Our flagship Enhance Charity Mentoring programme has been running since December 2017, offering Foundation funded charities the opportunity to be matched with a colleague mentor from our sole funder, Lloyds Banking Group. We take huge pride in creating meaningful matches - matches with long-term prospects, tailored to ensure colleague skill sets can help to address charity skill gaps.

Gorbals based charity Crossroads Youth and Community Association ("Crossroads") aims to promote and facilitate integration and help strengthen community cohesion and resilience. They registered with our programme in the hope that they could be matched to a mentor. In November 2018, they were matched by the Foundation to Business Analyst, Stephen Louch, to provide both practical and moral support for their finance officer and help strengthen their financial reporting systems.
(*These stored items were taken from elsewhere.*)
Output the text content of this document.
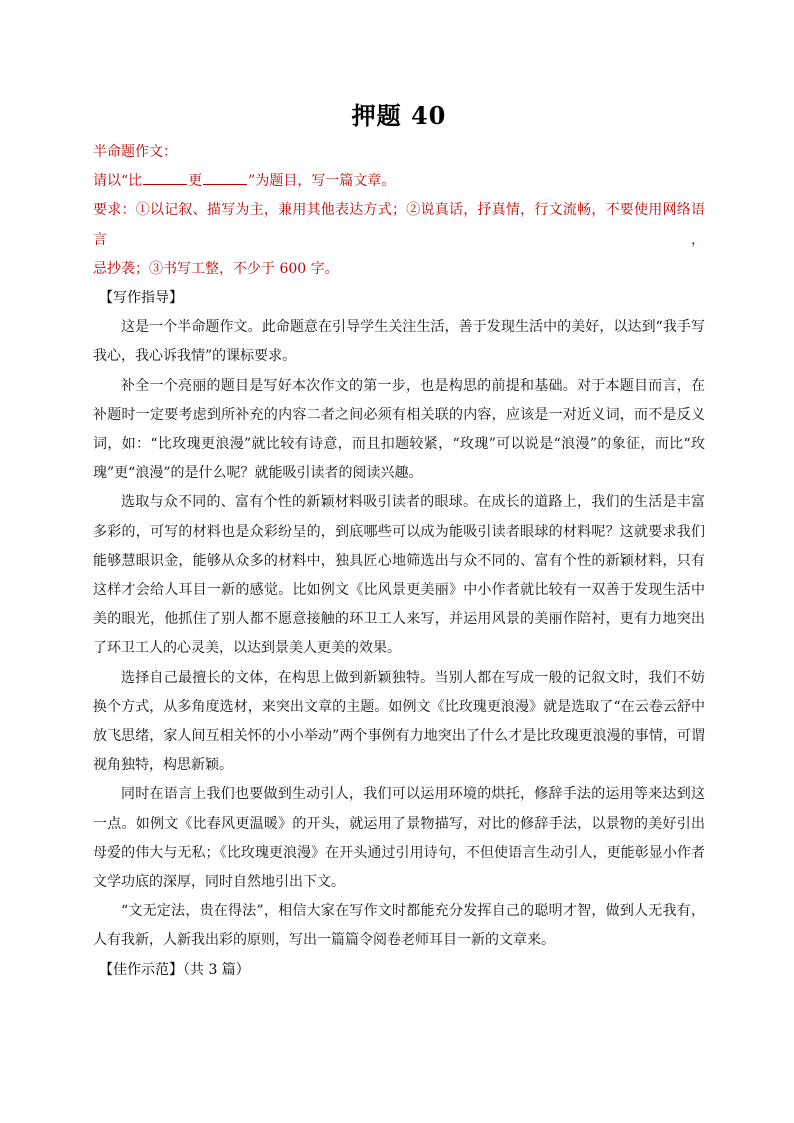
押题 40

半命题作文：

请以“比	更	”为题目，写一篇文章。

要求：①以记叙、描写为主，兼用其他表达方式；②说真话，抒真情，行文流畅，不要使用网络语言，

忌抄袭；③书写工整，不少于 600 字。

【写作指导】

这是一个半命题作文。此命题意在引导学生关注生活，善于发现生活中的美好，以达到“我手写我心，我心诉我情”的课标要求。

补全一个亮丽的题目是写好本次作文的第一步，也是构思的前提和基础。对于本题目而言，在补题时一定要考虑到所补充的内容二者之间必须有相关联的内容，应该是一对近义词，而不是反义词，如：“比玫瑰更浪漫”就比较有诗意，而且扣题较紧，“玫瑰”可以说是“浪漫”的象征，而比“玫瑰”更“浪漫”的是什么呢？就能吸引读者的阅读兴趣。

选取与众不同的、富有个性的新颖材料吸引读者的眼球。在成长的道路上，我们的生活是丰富多彩的，可写的材料也是众彩纷呈的，到底哪些可以成为能吸引读者眼球的材料呢？这就要求我们能够慧眼识金，能够从众多的材料中，独具匠心地筛选出与众不同的、富有个性的新颖材料，只有这样才会给人耳目一新的感觉。比如例文《比风景更美丽》中小作者就比较有一双善于发现生活中美的眼光，他抓住了别人都不愿意接触的环卫工人来写，并运用风景的美丽作陪衬，更有力地突出了环卫工人的心灵美，以达到景美人更美的效果。

选择自己最擅长的文体，在构思上做到新颖独特。当别人都在写成一般的记叙文时，我们不妨换个方式，从多角度选材，来突出文章的主题。如例文《比玫瑰更浪漫》就是选取了“在云卷云舒中放飞思绪，家人间互相关怀的小小举动”两个事例有力地突出了什么才是比玫瑰更浪漫的事情，可谓视角独特，构思新颖。

同时在语言上我们也要做到生动引人，我们可以运用环境的烘托，修辞手法的运用等来达到这一点。如例文《比春风更温暖》的开头，就运用了景物描写，对比的修辞手法，以景物的美好引出母爱的伟大与无私；《比玫瑰更浪漫》在开头通过引用诗句，不但使语言生动引人，更能彰显小作者文学功底的深厚，同时自然地引出下文。

“文无定法，贵在得法”，相信大家在写作文时都能充分发挥自己的聪明才智，做到人无我有，人有我新，人新我出彩的原则，写出一篇篇令阅卷老师耳目一新的文章来。

【佳作示范】（共 3 篇）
Joe McConnell, Charity Manager at Crossroad told us, "Stephen's first engagement with us was at our AGM. This is not your average dry protocol driven affair and can often be an emotional experience where local people share their stories of what brought them into contact with Crossroads and how this has changed or supported them. It was clear from Stephen's reaction and interaction during this event that we had met someone who cared about people and had a drive to support. We hit it off straight away!"

Stephen replied, "I grew up in a household where we helped others, my parents have been foster carers for thirty years. I heard about Bank of Scotland Foundation's mentoring programme and after ten years in Group Change and Transformation, I felt I had a lot I could offer in helping with planning and problem solving.

"As a well-established charity Crossroads have numerous forms of income, many of which have restrictions in how they are used, so require to be tracked separately. I helped them build a structure where we combined various spreadsheets into one that auto pulls figures from tabs within it. This way they can view a financial summary slide to give the overall picture at any time, saving three days of work per month."

After a year of mentoring, Crossroads asked Stephen to join their Board as Treasurer. "Stephen injected a problem-solving attitude when he joined our Board" Joe pointed out. "He has a clearsighted and objective approach to issues and is able to ask the hard questions which can be a weak point of community-based board teams. The strengthening of financial reporting processes has helped enormously and is exactly what we set out to achieve."

Stephen has been really inspired by the Crossroads team, from the hard work they do to help others, their drive to do their jobs as best they can and the mix of people on the Board who all bring their own strengths and viewpoints.

"When I am in their centre, The Barn, and I see people using the services, happy, warm and always with food on offer, it shows how even small things can make a massive difference to those in need" he says. "Even hearing members of the community stand up at AGMs and talk about what being involved with Crossroads does for them is tremendously inspiring and shows the power we have to help those around us."